La cara de Zorraquín, que rapada era bondadosa, desaparecía ya entre un vellón áspero, negro y erizado, como bala de lana sin cardar. Los ojos pequeños, la nariz agarbanzada y la desabrida sonrisa del capellán apenas se abrían paso por tan enmarañado bosque de pelos. La boina blanca caída de un lado parecía impedir con su peso que el cabello, no menos áspero que la barba, tomase la dirección del techo, como un escobillón que se cree ciprés. En la zamarreta del cura veíanse diversos cintajos que manifestaban sus grados y condecoraciones. El sable le arrastraba por el suelo, sonando a pandereta rota. Las botas desaparecían bajo salpicaduras de fango; las pistolas eran negras como la zamarra, y las manos de color de hierro viejo. Por donde quiera que iba el guerrero, difundía en torno suyo un complejo olor a pólvora, a cuadra y a vino.
Benito Pérez Galdós. Un faccioso más y algunos frailes menos (Episodios Nacionales).
El cartel y la camiseta de la IX Bellota Con nos trasladan a la Primera Guerra Carlista (1833-1840), un episodio trascendental de nuestra historia que no está de más recordar y recuperar en nuestras mesas de juego.
Fue aquella una guerra de corte napoleónico, pero adaptada a los limitados recursos de ambos bandos y a la particular forma de hacer la guerra en España. En el plano estético se trató de un conflicto visualmente llamativo, en el que convivían los uniformes tradicionales del ejército liberal con la disparidad de la indumentaria de los carlistas, reconocibles a veces únicamente por la característica boina.

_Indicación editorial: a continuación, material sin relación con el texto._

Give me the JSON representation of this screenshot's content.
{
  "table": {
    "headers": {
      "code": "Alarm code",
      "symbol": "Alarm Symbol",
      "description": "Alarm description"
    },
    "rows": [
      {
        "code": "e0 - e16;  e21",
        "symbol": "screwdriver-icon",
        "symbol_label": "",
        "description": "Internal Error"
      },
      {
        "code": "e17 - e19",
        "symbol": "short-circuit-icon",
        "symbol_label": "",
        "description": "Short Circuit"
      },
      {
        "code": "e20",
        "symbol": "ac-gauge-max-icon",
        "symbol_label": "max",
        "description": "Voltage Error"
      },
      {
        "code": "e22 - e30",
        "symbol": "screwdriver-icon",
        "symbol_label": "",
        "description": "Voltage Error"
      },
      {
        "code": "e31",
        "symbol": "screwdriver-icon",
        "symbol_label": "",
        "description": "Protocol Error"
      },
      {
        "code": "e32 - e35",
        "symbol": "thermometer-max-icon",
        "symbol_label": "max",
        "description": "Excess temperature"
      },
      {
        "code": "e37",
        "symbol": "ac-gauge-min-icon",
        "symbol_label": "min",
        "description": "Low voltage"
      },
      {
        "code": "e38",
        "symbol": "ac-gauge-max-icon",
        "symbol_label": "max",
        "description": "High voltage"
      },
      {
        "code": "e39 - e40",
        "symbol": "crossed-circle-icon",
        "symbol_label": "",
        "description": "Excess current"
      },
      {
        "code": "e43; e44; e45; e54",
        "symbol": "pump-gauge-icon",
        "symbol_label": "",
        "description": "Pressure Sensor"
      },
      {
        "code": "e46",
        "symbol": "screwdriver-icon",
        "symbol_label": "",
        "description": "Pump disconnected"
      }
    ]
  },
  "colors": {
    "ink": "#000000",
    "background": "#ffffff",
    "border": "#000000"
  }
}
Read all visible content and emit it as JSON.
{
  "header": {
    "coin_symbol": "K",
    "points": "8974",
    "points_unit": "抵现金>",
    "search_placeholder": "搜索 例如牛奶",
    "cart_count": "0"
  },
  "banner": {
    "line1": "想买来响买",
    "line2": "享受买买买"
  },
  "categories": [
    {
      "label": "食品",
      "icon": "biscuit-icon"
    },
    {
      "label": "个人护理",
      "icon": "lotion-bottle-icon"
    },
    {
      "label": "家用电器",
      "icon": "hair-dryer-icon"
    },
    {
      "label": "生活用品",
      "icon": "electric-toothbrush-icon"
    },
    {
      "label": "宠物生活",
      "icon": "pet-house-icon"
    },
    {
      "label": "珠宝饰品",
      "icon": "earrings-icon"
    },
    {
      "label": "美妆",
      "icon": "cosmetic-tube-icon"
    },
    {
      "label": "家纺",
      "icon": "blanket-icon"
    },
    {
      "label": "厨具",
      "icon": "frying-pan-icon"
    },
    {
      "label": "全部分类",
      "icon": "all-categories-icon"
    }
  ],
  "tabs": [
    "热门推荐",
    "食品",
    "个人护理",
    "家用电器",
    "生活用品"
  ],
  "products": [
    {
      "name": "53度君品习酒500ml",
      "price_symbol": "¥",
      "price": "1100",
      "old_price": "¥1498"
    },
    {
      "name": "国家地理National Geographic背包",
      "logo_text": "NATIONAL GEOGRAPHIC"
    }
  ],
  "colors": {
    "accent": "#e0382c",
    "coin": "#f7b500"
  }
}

Los soldados de la reina sufrieron graves carencias que también afectaron a su vestimenta, pero mantuvieron un mayor grado de uniformidad. Los partidarios de don Carlos vistieron de forma heterogénea, mezclando ropas civiles con otras arrebatadas al enemigo y, cuando el presupuesto lo permitía, con prendas elaboradas ex profeso para ellos. Es por ello que resulta complicado concretar la uniformidad del ejército carlista.
Los asistentes a la Bellota Con recibirán un obsequio muy especial, acorde a la temática escogida para esta IX edición: una miniatura del oficial carlista que se halla en primer término del cartel. Su indumentaria se basa principalmente en dos imágenes de la época: un dibujo que se conserva en la Biblioteca Nacional de España y un grabado antiguo. Ha sido diseñada por Josean Morlesín, autor del cartel y de la camiseta.
El oficial viste un capote, prenda muy habitual en el bando legitimista, con numerosas variantes entre las fuerzas del norte. Además de la reconocible boina carlista, destaca la chaqueta de piel (cuya materia prima bien podía proceder de lobo u oso, entre otros animales), una prenda civil en sintonía con la moda de la época. En su mano sostiene un sable inspirado en los que portaba la caballería. Si bien la documentación gráfica y la bibliográfica han aportado datos fundamentales para apuntalar el diseño de la figura, la supervisión de Raúl Mendo Herrán, experto en recreación histórica y miembro de la Asociación de Estrategia y Simulación Histórica de Álava, ha sido determinante a la hora de concretar los detalles de su aspecto definitivo. La miniatura, además de ser un recuerdo exclusivo de la convención, puede usarse al jugar a “Una Guerra Imposible. La Primera Guerra Carlista en el Norte, 1834-1838” (Bellica 3G), sustituyendo al marcador de cartón en la tabla de prestigio carlista.